CanadianShe_Wolf said:


> yuk JV! what on earth are ya tryng to do to me...heading out to store..back in coule of hours oR more!


Getting broccoli for the broccoli cake? Heh, heh.


----------



## Naughty Knitter (Apr 1, 2011)

I found this: http://www.geniuskitchen.com/recipe/christmas-wreath-appetizer-444111

I think using the greens sounds better. I think I use your idea and substitute what I think will make it work. It is fun to make up a recipe when you have such an easy guideline.


----------



## Loistec (Jan 25, 2011)

I found holiday spread recipes for blue cheese, cream cheese, and walnuts that sounded delish!

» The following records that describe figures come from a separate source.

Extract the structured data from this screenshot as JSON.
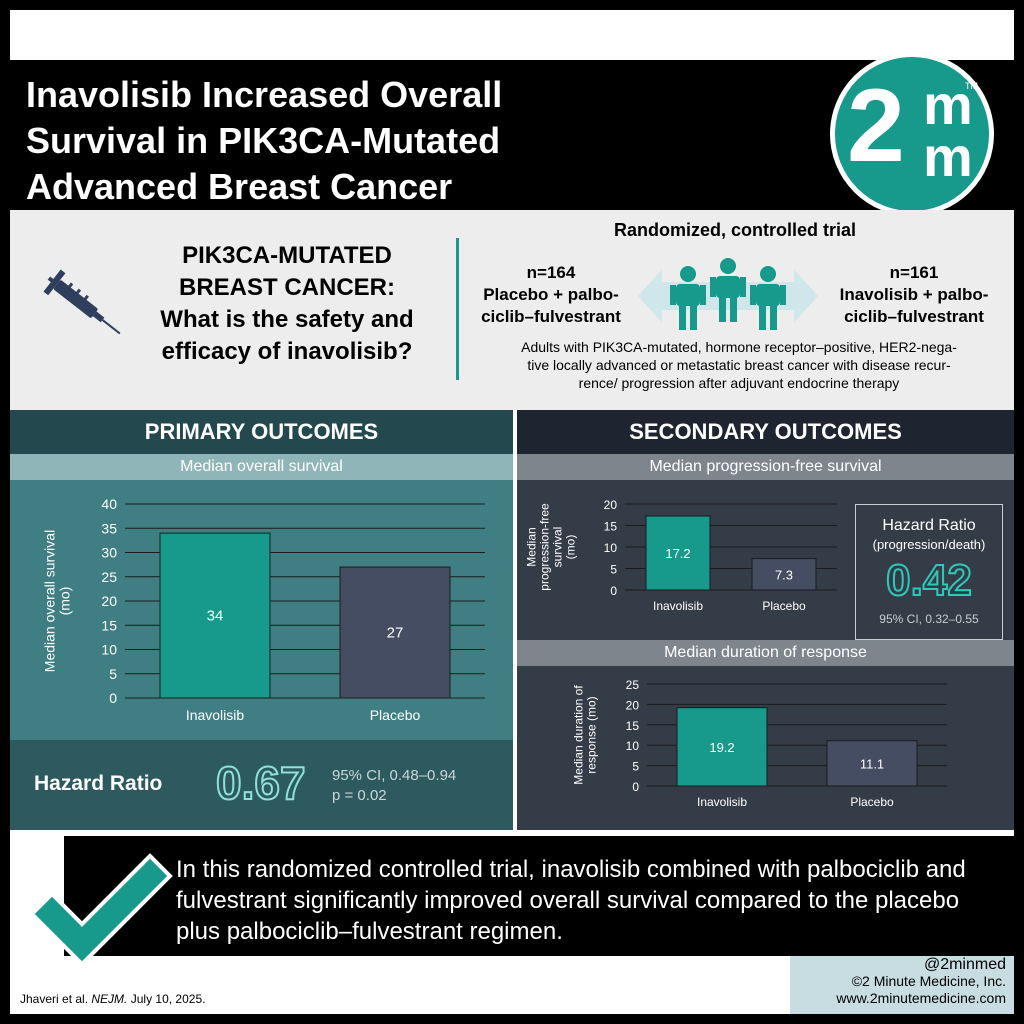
{
  "title": "Inavolisib Increased Overall Survival in PIK3CA-Mutated Advanced Breast Cancer",
  "logo": {
    "main": "2",
    "m1": "m",
    "m2": "m",
    "tm": "TM"
  },
  "question": {
    "line1": "PIK3CA-MUTATED",
    "line2": "BREAST CANCER:",
    "line3": "What is the safety and",
    "line4": "efficacy of inavolisib?",
    "icon": "syringe-icon"
  },
  "trial": {
    "design": "Randomized, controlled trial",
    "left_n": "n=164",
    "left_arm1": "Placebo + palbo-",
    "left_arm2": "ciclib–fulvestrant",
    "right_n": "n=161",
    "right_arm1": "Inavolisib + palbo-",
    "right_arm2": "ciclib–fulvestrant",
    "population_1": "Adults with PIK3CA-mutated, hormone receptor–positive, HER2-nega-",
    "population_2": "tive locally advanced or metastatic breast cancer with disease recur-",
    "population_3": "rence/ progression after adjuvant endocrine therapy"
  },
  "primary": {
    "heading": "PRIMARY OUTCOMES",
    "subheading": "Median overall survival",
    "hazard_label": "Hazard Ratio",
    "hazard_value": "0.67",
    "ci": "95% CI, 0.48–0.94",
    "p": "p = 0.02"
  },
  "secondary": {
    "heading": "SECONDARY OUTCOMES",
    "pfs_subheading": "Median progression-free survival",
    "dor_subheading": "Median duration of response",
    "hr_title": "Hazard Ratio",
    "hr_sub": "(progression/death)",
    "hr_value": "0.42",
    "hr_ci": "95% CI, 0.32–0.55"
  },
  "chart_data": [
    {
      "type": "bar",
      "categories": [
        "Inavolisib",
        "Placebo"
      ],
      "values": [
        34,
        27
      ],
      "ylabel": "Median overall survival (mo)",
      "ylim": [
        0,
        40
      ],
      "yticks": [
        0,
        5,
        10,
        15,
        20,
        25,
        30,
        35,
        40
      ],
      "colors": [
        "#17998c",
        "#444d62"
      ],
      "grid": true
    },
    {
      "type": "bar",
      "categories": [
        "Inavolisib",
        "Placebo"
      ],
      "values": [
        17.2,
        7.3
      ],
      "ylabel": "Median progression-free survival (mo)",
      "ylim": [
        0,
        20
      ],
      "yticks": [
        0,
        5,
        10,
        15,
        20
      ],
      "colors": [
        "#17998c",
        "#444d62"
      ],
      "grid": true
    },
    {
      "type": "bar",
      "categories": [
        "Inavolisib",
        "Placebo"
      ],
      "values": [
        19.2,
        11.1
      ],
      "ylabel": "Median duration of response (mo)",
      "ylim": [
        0,
        25
      ],
      "yticks": [
        0,
        5,
        10,
        15,
        20,
        25
      ],
      "colors": [
        "#17998c",
        "#444d62"
      ],
      "grid": true
    }
  ],
  "conclusion": "In this randomized controlled trial, inavolisib combined with palbociclib and fulvestrant significantly improved overall survival compared to the placebo plus palbociclib–fulvestrant regimen.",
  "citation": {
    "authors": "Jhaveri et al.",
    "journal": "NEJM.",
    "date": "July 10, 2025."
  },
  "credit": {
    "handle": "@2minmed",
    "copyright": "©2 Minute Medicine, Inc.",
    "url": "www.2minutemedicine.com"
  },
  "colors": {
    "teal": "#17998c",
    "slate": "#444d62",
    "primary_bg": "#3f7f83",
    "secondary_bg": "#343c48"
  }
}
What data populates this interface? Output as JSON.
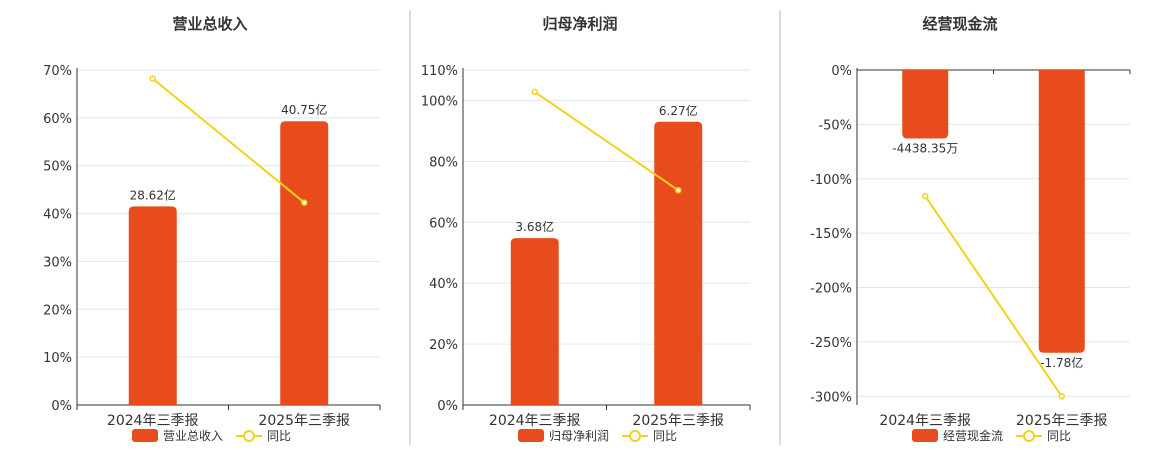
{
  "colors": {
    "bar": "#E84C1C",
    "line": "#F2D21A",
    "marker_fill": "#FFFFFF",
    "grid": "#E3E6EF",
    "axis": "#333333",
    "text": "#333333",
    "divider": "#BBBBBB"
  },
  "chart_data": [
    {
      "type": "bar",
      "title": "营业总收入",
      "categories": [
        "2024年三季报",
        "2025年三季报"
      ],
      "series": [
        {
          "name": "营业总收入",
          "type": "bar",
          "values": [
            41.5,
            59.3
          ],
          "labels": [
            "28.62亿",
            "40.75亿"
          ]
        },
        {
          "name": "同比",
          "type": "line",
          "values": [
            68.2,
            42.3
          ]
        }
      ],
      "yticks": [
        0,
        10,
        20,
        30,
        40,
        50,
        60,
        70
      ],
      "ytick_labels": [
        "0%",
        "10%",
        "20%",
        "30%",
        "40%",
        "50%",
        "60%",
        "70%"
      ],
      "ylim": [
        0,
        70
      ],
      "grid": true,
      "legend": "bottom"
    },
    {
      "type": "bar",
      "title": "归母净利润",
      "categories": [
        "2024年三季报",
        "2025年三季报"
      ],
      "series": [
        {
          "name": "归母净利润",
          "type": "bar",
          "values": [
            54.8,
            93.0
          ],
          "labels": [
            "3.68亿",
            "6.27亿"
          ]
        },
        {
          "name": "同比",
          "type": "line",
          "values": [
            102.8,
            70.5
          ]
        }
      ],
      "yticks": [
        0,
        20,
        40,
        60,
        80,
        100,
        110
      ],
      "ytick_labels": [
        "0%",
        "20%",
        "40%",
        "60%",
        "80%",
        "100%",
        "110%"
      ],
      "ylim": [
        0,
        110
      ],
      "grid": true,
      "legend": "bottom"
    },
    {
      "type": "bar",
      "title": "经营现金流",
      "categories": [
        "2024年三季报",
        "2025年三季报"
      ],
      "series": [
        {
          "name": "经营现金流",
          "type": "bar",
          "values": [
            -63,
            -260
          ],
          "labels": [
            "-4438.35万",
            "-1.78亿"
          ]
        },
        {
          "name": "同比",
          "type": "line",
          "values": [
            -116,
            -300
          ]
        }
      ],
      "yticks": [
        0,
        -50,
        -100,
        -150,
        -200,
        -250,
        -300
      ],
      "ytick_labels": [
        "0%",
        "-50%",
        "-100%",
        "-150%",
        "-200%",
        "-250%",
        "-300%"
      ],
      "ylim": [
        -308,
        0
      ],
      "grid": true,
      "legend": "bottom"
    }
  ]
}
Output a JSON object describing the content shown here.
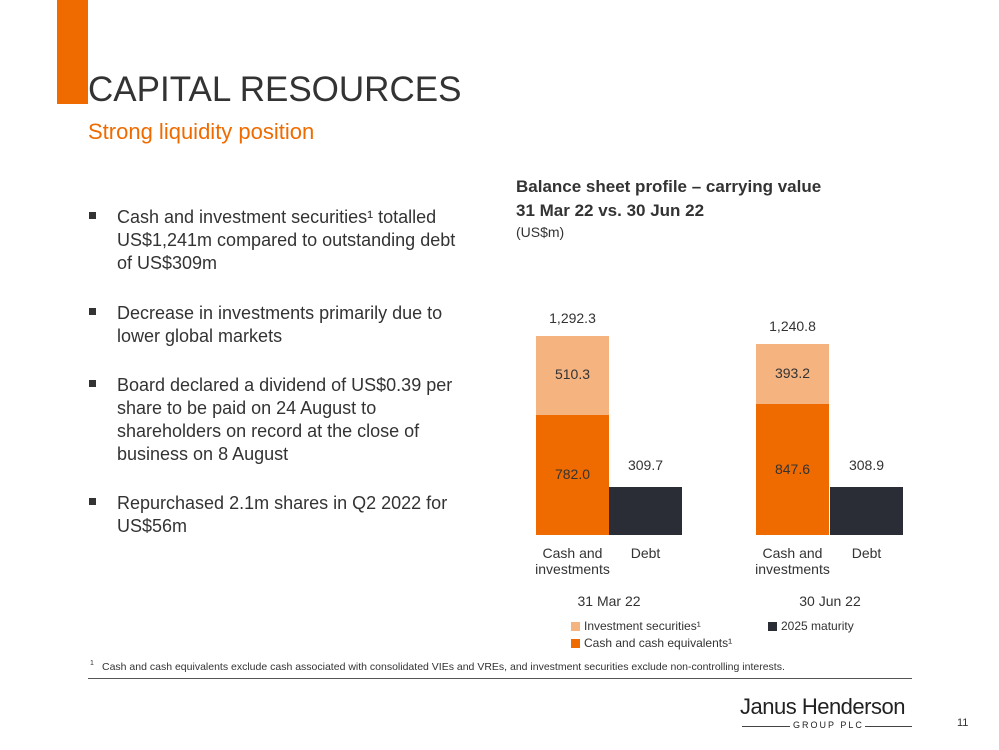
{
  "slide": {
    "title": "CAPITAL RESOURCES",
    "subtitle": "Strong liquidity position",
    "bullets": [
      "Cash and investment securities¹ totalled US$1,241m compared to outstanding debt of US$309m",
      "Decrease in investments primarily due to lower global markets",
      "Board declared a dividend of US$0.39 per share to be paid on 24 August to shareholders on record at the close of business on 8 August",
      "Repurchased 2.1m shares in Q2 2022 for US$56m"
    ],
    "footnote": {
      "marker": "1",
      "text": "Cash and cash equivalents exclude cash associated with consolidated VIEs and VREs, and investment securities exclude non-controlling interests."
    },
    "logo": {
      "name": "Janus Henderson",
      "tagline": "GROUP PLC"
    },
    "page_number": "11"
  },
  "chart_data": {
    "type": "stacked_bar",
    "title": "Balance sheet profile – carrying value",
    "title_line2": "31 Mar 22 vs. 30 Jun 22",
    "unit_label": "(US$m)",
    "categories": [
      "Cash and investments",
      "Debt",
      "Cash and investments",
      "Debt"
    ],
    "groups": [
      "31 Mar 22",
      "30 Jun 22"
    ],
    "series": [
      {
        "name": "Cash and cash equivalents¹",
        "color": "#ef6b00",
        "values": [
          782.0,
          null,
          847.6,
          null
        ],
        "value_labels": [
          "782.0",
          null,
          "847.6",
          null
        ]
      },
      {
        "name": "Investment securities¹",
        "color": "#f5b380",
        "values": [
          510.3,
          null,
          393.2,
          null
        ],
        "value_labels": [
          "510.3",
          null,
          "393.2",
          null
        ]
      },
      {
        "name": "2025 maturity",
        "color": "#2a2d36",
        "values": [
          null,
          309.7,
          null,
          308.9
        ],
        "value_labels": [
          null,
          "309.7",
          null,
          "308.9"
        ]
      }
    ],
    "totals": [
      1292.3,
      null,
      1240.8,
      null
    ],
    "total_labels": [
      "1,292.3",
      null,
      "1,240.8",
      null
    ],
    "ylim": [
      0,
      1400
    ]
  }
}
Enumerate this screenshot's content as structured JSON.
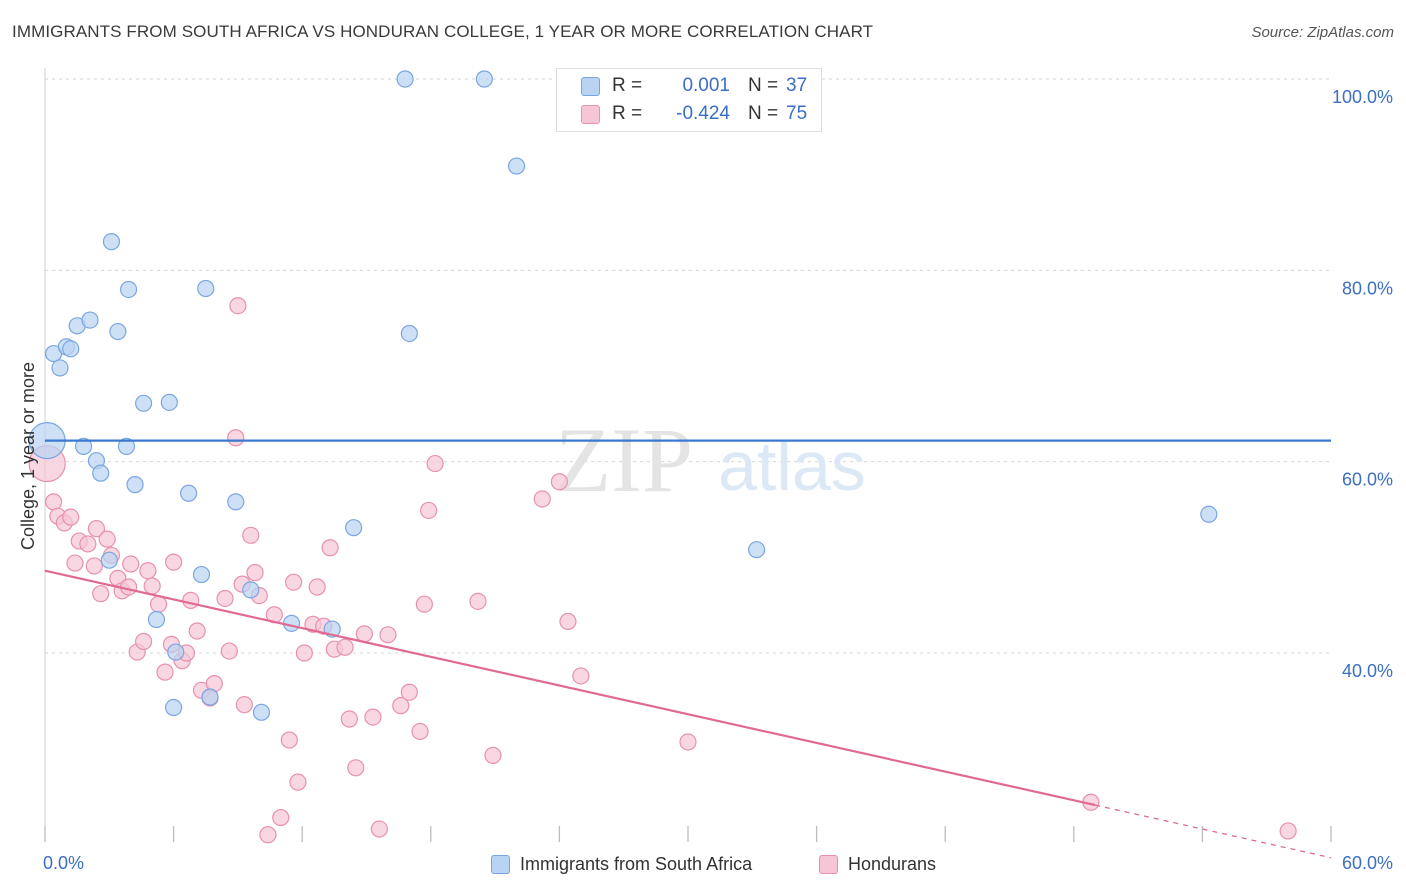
{
  "title": "IMMIGRANTS FROM SOUTH AFRICA VS HONDURAN COLLEGE, 1 YEAR OR MORE CORRELATION CHART",
  "source": "Source: ZipAtlas.com",
  "watermark": {
    "zip": "ZIP",
    "atlas": "atlas"
  },
  "legend": {
    "r_label": "R =",
    "n_label": "N =",
    "series": [
      {
        "name": "Immigrants from South Africa",
        "r": "0.001",
        "n": "37"
      },
      {
        "name": "Hondurans",
        "r": "-0.424",
        "n": "75"
      }
    ]
  },
  "colors": {
    "blue_fill": "#b9d3f2",
    "blue_stroke": "#7aa6e0",
    "blue_line": "#3b78d0",
    "pink_fill": "#f7c6d6",
    "pink_stroke": "#e891ae",
    "pink_line": "#e06a93",
    "axis_text": "#3a6fc4"
  },
  "chart_data": {
    "type": "scatter",
    "title": "IMMIGRANTS FROM SOUTH AFRICA VS HONDURAN COLLEGE, 1 YEAR OR MORE CORRELATION CHART",
    "xlabel": "",
    "ylabel": "College, 1 year or more",
    "xlim": [
      0,
      60
    ],
    "ylim": [
      18.5,
      102
    ],
    "x_tick_labels": [
      "0.0%",
      "60.0%"
    ],
    "y_ticks": [
      40,
      60,
      80,
      100
    ],
    "y_tick_labels": [
      "40.0%",
      "60.0%",
      "80.0%",
      "100.0%"
    ],
    "grid": true,
    "series": [
      {
        "name": "Immigrants from South Africa",
        "color": "blue",
        "trend": {
          "x": [
            0,
            60
          ],
          "y": [
            62.2,
            62.2
          ]
        },
        "points": [
          [
            0.1,
            62.2,
            "large"
          ],
          [
            0.4,
            71.3
          ],
          [
            0.7,
            69.8
          ],
          [
            1.0,
            72.0
          ],
          [
            1.2,
            71.8
          ],
          [
            1.5,
            74.2
          ],
          [
            2.1,
            74.8
          ],
          [
            3.1,
            83.0
          ],
          [
            3.4,
            73.6
          ],
          [
            3.9,
            78.0
          ],
          [
            1.8,
            61.6
          ],
          [
            2.4,
            60.1
          ],
          [
            2.6,
            58.8
          ],
          [
            3.8,
            61.6
          ],
          [
            4.2,
            57.6
          ],
          [
            4.6,
            66.1
          ],
          [
            5.8,
            66.2
          ],
          [
            6.7,
            56.7
          ],
          [
            7.5,
            78.1
          ],
          [
            8.9,
            55.8
          ],
          [
            3.0,
            49.7
          ],
          [
            5.2,
            43.5
          ],
          [
            7.3,
            48.2
          ],
          [
            9.6,
            46.6
          ],
          [
            10.1,
            33.8
          ],
          [
            6.1,
            40.1
          ],
          [
            7.7,
            35.4
          ],
          [
            6.0,
            34.3
          ],
          [
            11.5,
            43.1
          ],
          [
            13.4,
            42.5
          ],
          [
            14.4,
            53.1
          ],
          [
            17.0,
            73.4
          ],
          [
            16.8,
            100.0
          ],
          [
            20.5,
            100.0
          ],
          [
            22.0,
            90.9
          ],
          [
            33.2,
            50.8
          ],
          [
            54.3,
            54.5
          ]
        ]
      },
      {
        "name": "Hondurans",
        "color": "pink",
        "trend": {
          "x": [
            0,
            49.0
          ],
          "y": [
            48.6,
            24.1
          ]
        },
        "trend_dashed": {
          "x": [
            49.0,
            60
          ],
          "y": [
            24.1,
            18.6
          ]
        },
        "points": [
          [
            0.1,
            59.8,
            "large"
          ],
          [
            0.4,
            55.8
          ],
          [
            0.6,
            54.3
          ],
          [
            0.9,
            53.6
          ],
          [
            1.2,
            54.2
          ],
          [
            1.4,
            49.4
          ],
          [
            1.6,
            51.7
          ],
          [
            2.0,
            51.4
          ],
          [
            2.3,
            49.1
          ],
          [
            2.4,
            53.0
          ],
          [
            2.6,
            46.2
          ],
          [
            2.9,
            51.9
          ],
          [
            3.1,
            50.2
          ],
          [
            3.4,
            47.8
          ],
          [
            3.6,
            46.5
          ],
          [
            3.9,
            46.9
          ],
          [
            4.0,
            49.3
          ],
          [
            4.3,
            40.1
          ],
          [
            4.6,
            41.2
          ],
          [
            4.8,
            48.6
          ],
          [
            5.0,
            47.0
          ],
          [
            5.3,
            45.1
          ],
          [
            5.6,
            38.0
          ],
          [
            5.9,
            40.9
          ],
          [
            6.0,
            49.5
          ],
          [
            6.4,
            39.2
          ],
          [
            6.6,
            40.0
          ],
          [
            6.8,
            45.5
          ],
          [
            7.1,
            42.3
          ],
          [
            7.3,
            36.1
          ],
          [
            7.7,
            35.3
          ],
          [
            7.9,
            36.8
          ],
          [
            8.4,
            45.7
          ],
          [
            8.6,
            40.2
          ],
          [
            8.9,
            62.5
          ],
          [
            9.0,
            76.3
          ],
          [
            9.2,
            47.2
          ],
          [
            9.3,
            34.6
          ],
          [
            9.6,
            52.3
          ],
          [
            9.8,
            48.4
          ],
          [
            10.0,
            46.0
          ],
          [
            10.4,
            21.0
          ],
          [
            10.7,
            44.0
          ],
          [
            11.0,
            22.8
          ],
          [
            11.4,
            30.9
          ],
          [
            11.6,
            47.4
          ],
          [
            11.8,
            26.5
          ],
          [
            12.1,
            40.0
          ],
          [
            12.5,
            43.0
          ],
          [
            12.7,
            46.9
          ],
          [
            13.0,
            42.8
          ],
          [
            13.3,
            51.0
          ],
          [
            13.5,
            40.4
          ],
          [
            14.0,
            40.6
          ],
          [
            14.2,
            33.1
          ],
          [
            14.5,
            28.0
          ],
          [
            14.9,
            42.0
          ],
          [
            15.3,
            33.3
          ],
          [
            15.6,
            21.6
          ],
          [
            16.0,
            41.9
          ],
          [
            16.6,
            34.5
          ],
          [
            17.0,
            35.9
          ],
          [
            17.5,
            31.8
          ],
          [
            17.7,
            45.1
          ],
          [
            17.9,
            54.9
          ],
          [
            18.2,
            59.8
          ],
          [
            20.2,
            45.4
          ],
          [
            20.9,
            29.3
          ],
          [
            23.2,
            56.1
          ],
          [
            24.0,
            57.9
          ],
          [
            24.4,
            43.3
          ],
          [
            25.0,
            37.6
          ],
          [
            30.0,
            30.7
          ],
          [
            48.8,
            24.4
          ],
          [
            58.0,
            21.4
          ]
        ]
      }
    ]
  }
}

http://allrecipes.com/recipe/145197/blue-cheese-herb-spread/


----------



## Judy M (Feb 17, 2011)

cheese was probably mixed with sour cream or Ranch dressing.


----------



## onegrannygoose (May 13, 2011)

I don't know why you need the recipe it seems you have it down perfectly. what am I missing?


----------



## CanadianShe_Wolf (Nov 24, 2013)

onegrannygoose said:


> I don't know why you need the recipe it seems you have it down perfectly. what am I missing?


Beats me what yer missing BUT I hate to waste ingredients when I am not confident the recipe ingreds are correct..lolol


----------